Para começar, pela ausência de localização para o jogo em português, onde sequer legendas foram postas pela Atlus, seja para facilitar o entendimento de diálogos para um novo público como também para somar ainda mais às qualidades que o jogo já apresenta.

Há também ocasiões em que o jogador pode achar que durante os combates, é mais ele que está auxiliando os próprios demônios que faz uso ao invés do contrário, especialmente por conta das limitações na utilização do que os próprios seres são capazes de fazer sob o comando dele.

Por vezes parece também que os golpes não tem qualquer peso observável contra os oponentes, e mesmo as melhorias obtidas para que eles possam ser desferidos e para as armas, consistem na maior parte das vezes apenas no acréscimo de habilidades passivas, que não fazem com que as lutas avancem muito além do que foi inicialmente apresentado, embora uma ou outra melhoria ainda ajude embates a fugirem de seu normal, os tornando mais divertidos.

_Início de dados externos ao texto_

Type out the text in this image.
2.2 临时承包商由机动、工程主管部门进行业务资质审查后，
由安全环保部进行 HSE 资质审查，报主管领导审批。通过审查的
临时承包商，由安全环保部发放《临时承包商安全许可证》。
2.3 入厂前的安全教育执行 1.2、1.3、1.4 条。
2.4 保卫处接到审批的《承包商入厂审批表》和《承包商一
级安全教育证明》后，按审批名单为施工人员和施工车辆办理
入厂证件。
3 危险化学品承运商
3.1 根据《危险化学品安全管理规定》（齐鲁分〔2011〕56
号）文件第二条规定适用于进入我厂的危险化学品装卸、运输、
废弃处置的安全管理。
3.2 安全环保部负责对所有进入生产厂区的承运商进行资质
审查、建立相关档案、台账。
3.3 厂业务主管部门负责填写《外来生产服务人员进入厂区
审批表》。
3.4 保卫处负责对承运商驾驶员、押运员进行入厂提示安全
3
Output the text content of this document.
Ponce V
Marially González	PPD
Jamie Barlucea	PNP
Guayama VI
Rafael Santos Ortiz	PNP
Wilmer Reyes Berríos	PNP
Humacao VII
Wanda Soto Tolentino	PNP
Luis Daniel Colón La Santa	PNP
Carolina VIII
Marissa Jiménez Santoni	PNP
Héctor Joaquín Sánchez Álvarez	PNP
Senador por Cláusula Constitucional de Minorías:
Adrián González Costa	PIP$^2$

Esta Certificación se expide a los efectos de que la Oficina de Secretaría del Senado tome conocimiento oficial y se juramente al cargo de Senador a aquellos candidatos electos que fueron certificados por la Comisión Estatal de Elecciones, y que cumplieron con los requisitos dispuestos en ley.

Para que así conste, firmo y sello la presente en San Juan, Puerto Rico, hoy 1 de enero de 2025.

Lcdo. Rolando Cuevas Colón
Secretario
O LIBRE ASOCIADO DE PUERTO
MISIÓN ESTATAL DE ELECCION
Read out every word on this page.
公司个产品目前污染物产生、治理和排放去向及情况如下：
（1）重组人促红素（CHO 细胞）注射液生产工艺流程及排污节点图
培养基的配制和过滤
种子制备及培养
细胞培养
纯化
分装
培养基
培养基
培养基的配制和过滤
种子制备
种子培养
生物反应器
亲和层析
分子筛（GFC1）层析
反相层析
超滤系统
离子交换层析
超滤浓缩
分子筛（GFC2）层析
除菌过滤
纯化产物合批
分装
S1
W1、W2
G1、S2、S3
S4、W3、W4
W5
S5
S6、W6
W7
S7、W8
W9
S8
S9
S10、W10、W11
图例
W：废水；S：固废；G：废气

No entanto, não quer dizer que aqueles que resolvam dar uma chance ao jogo, seja entre os que tiveram acesso ao original lançado em 2006, ou que estejam sendo apresentados a ele pela primeira vez, irão se decepcionar com o resultado final.

Raidou Remastered recebeu o tratamento que eu diria que todo novo jogo relançado para plataformas atuais merecia receber, apresentando um elogiável equilíbrio entre nostalgia e renovação, e pode ser uma aquisição muito bem vinda à sua biblioteca de jogos se você deseja ver um pouco do que a Atlus pode fazer quando é convidada a sair um pouco da sua zona de conforto.

Raidou Remastered: The Mystery of Souless Army está disponível para as plataformas Playstation 4, Playstation 5, Xbox Series S/X, Nintendo Switch, Nintendo Switch 2 e PC (via Steam).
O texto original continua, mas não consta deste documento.